Limitations & Future Work¶
- Restricted to Abstracts: SciEvents uses ACL abstracts only (2019-2022), missing full-text tables, formulas, and cross-section references where many events are fully detailed.
- Narrow Domain: Data is limited to NLP; the generalizability of the schema to biomedicine, physics, or chemistry writing styles remains unverified.
- Complex Scenarios Unsolved: F1 for reverse-order (7.27) and discontinuous (13.86) AC is far below continuous nuggets (43.20). While the grid can model these, the actual performance remains low.
- \(O(l^2)\) Memory Bottleneck: The grid size explodes with document length. The current implementation is limited to short abstracts and lacks chunking or sparsification.
- Directions: (1) Incorporate schema-aware prompts or type embeddings; (2) Use sparse attention or grid tiling to support document-level inputs; (3) Expand SciEvents to multi-domain and multi-modal (tables + formulas) data; (4) Use LLMs for weak supervision to generate silver-standard labels.
Related Work & Insights¶
- vs Tagprime (Strongest Discriminative Baseline): While Tagprime uses token-level sequence labeling and trigger embeddings for EAE (AC of 42.69), EXCEEDS (AC 43.20) demonstrates fundamental modeling superiority in complex scenarios (e.g., overlapping AC 22.46 vs 18.11).
- vs OneIE / Joint Extraction: OneIE has a slight TI advantage (75.72 vs 75.29) by using entity information, but EXCEEDS achieves similar performance without requiring entity supervision, making it more versatile.
- vs PAIE / Tagprime / DEEIA (EAE-only): These pipeline methods accumulate error from external ED modules.
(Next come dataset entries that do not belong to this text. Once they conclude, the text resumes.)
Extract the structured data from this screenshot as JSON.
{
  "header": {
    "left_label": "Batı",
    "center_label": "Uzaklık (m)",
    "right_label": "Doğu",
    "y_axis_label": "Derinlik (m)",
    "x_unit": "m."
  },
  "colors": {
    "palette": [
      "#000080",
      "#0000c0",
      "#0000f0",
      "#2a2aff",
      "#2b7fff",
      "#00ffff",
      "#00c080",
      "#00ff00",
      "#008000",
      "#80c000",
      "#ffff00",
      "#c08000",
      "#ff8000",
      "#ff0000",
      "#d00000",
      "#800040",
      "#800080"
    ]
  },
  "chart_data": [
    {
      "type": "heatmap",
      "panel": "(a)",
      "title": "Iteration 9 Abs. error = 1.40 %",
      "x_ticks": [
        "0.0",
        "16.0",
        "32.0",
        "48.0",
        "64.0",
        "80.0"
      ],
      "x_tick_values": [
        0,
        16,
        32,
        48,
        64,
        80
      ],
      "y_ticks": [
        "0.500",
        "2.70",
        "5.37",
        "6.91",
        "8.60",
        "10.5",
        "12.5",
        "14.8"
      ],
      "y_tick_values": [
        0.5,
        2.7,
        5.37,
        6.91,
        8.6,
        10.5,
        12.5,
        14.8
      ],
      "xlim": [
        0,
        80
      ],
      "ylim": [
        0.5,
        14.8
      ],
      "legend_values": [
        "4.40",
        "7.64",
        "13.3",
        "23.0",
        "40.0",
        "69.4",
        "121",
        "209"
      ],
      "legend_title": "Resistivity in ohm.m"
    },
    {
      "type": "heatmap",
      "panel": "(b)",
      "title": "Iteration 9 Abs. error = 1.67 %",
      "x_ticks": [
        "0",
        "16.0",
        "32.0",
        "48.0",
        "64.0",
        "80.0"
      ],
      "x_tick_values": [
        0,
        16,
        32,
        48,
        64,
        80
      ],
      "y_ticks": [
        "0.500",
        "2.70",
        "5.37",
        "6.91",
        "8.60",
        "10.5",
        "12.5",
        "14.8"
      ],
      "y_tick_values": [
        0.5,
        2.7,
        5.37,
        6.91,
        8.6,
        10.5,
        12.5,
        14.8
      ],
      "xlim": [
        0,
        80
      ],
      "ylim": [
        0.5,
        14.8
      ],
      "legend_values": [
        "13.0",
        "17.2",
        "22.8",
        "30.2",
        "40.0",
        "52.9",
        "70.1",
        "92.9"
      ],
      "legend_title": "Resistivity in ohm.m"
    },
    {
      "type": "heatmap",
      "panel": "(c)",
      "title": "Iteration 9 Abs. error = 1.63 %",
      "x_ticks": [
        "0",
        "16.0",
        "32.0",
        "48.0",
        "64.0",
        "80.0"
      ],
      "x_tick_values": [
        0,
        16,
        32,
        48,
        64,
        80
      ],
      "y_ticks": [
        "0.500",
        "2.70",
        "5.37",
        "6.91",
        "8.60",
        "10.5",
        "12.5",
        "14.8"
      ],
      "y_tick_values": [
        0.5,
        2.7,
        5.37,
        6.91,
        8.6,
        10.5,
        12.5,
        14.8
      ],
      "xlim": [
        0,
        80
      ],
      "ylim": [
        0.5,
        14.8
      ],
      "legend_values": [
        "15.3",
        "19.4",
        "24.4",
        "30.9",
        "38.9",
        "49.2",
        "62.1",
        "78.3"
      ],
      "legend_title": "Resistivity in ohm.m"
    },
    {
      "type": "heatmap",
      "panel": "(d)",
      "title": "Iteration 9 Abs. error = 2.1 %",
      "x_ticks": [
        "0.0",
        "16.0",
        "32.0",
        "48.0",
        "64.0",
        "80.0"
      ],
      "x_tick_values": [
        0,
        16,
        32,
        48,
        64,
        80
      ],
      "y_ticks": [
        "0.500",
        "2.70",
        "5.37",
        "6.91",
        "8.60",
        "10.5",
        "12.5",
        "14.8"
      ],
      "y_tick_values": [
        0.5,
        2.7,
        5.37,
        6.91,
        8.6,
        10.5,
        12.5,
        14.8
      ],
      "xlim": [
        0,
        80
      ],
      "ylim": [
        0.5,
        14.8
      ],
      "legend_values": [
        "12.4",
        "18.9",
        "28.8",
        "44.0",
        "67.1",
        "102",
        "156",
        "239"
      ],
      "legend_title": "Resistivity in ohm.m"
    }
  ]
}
EXCEEDS' end-to-end grid results in superior EC (48.25 vs 47.72).
- vs KnowCoder (LLM-based): LLaMA2-7B with LoRA significantly underperforms (AC 33.43), indicating that general LLM capability cannot yet replace structural modeling in specialized domains with complex EE requirements.
- Inspiration for Other Tasks: The grid + multi-relational edge approach could be adapted for nested NER, coreference, or AMR parsing. The THL-type edge serves as a useful design pattern for joint structure-type labels.
Rating¶
- Novelty: ⭐⭐⭐⭐ Extending W2NER to EE and sub-events is a clear incremental contribution, though the underlying token-pair grid paradigm was established in NER.
- Experimental Thoroughness: ⭐⭐⭐⭐⭐ 9 baselines across three genres, comprehensive complex-scenario evaluations, module ablations, and data statistics make this exhaustive.
- Writing Quality: ⭐⭐⭐⭐ Figures 2/3 and Algorithm 1 are well-presented; however, the schema relies heavily on appendices, and the low performance in complex scenarios deserves more discussion in the main text.
- Value: ⭐⭐⭐⭐⭐ SciEvents is a high-quality scientific EE benchmark (24k events), and EXCEEDS provides an end-to-end modeling paradigm essential for scientific knowledge graphs and automatic summarization.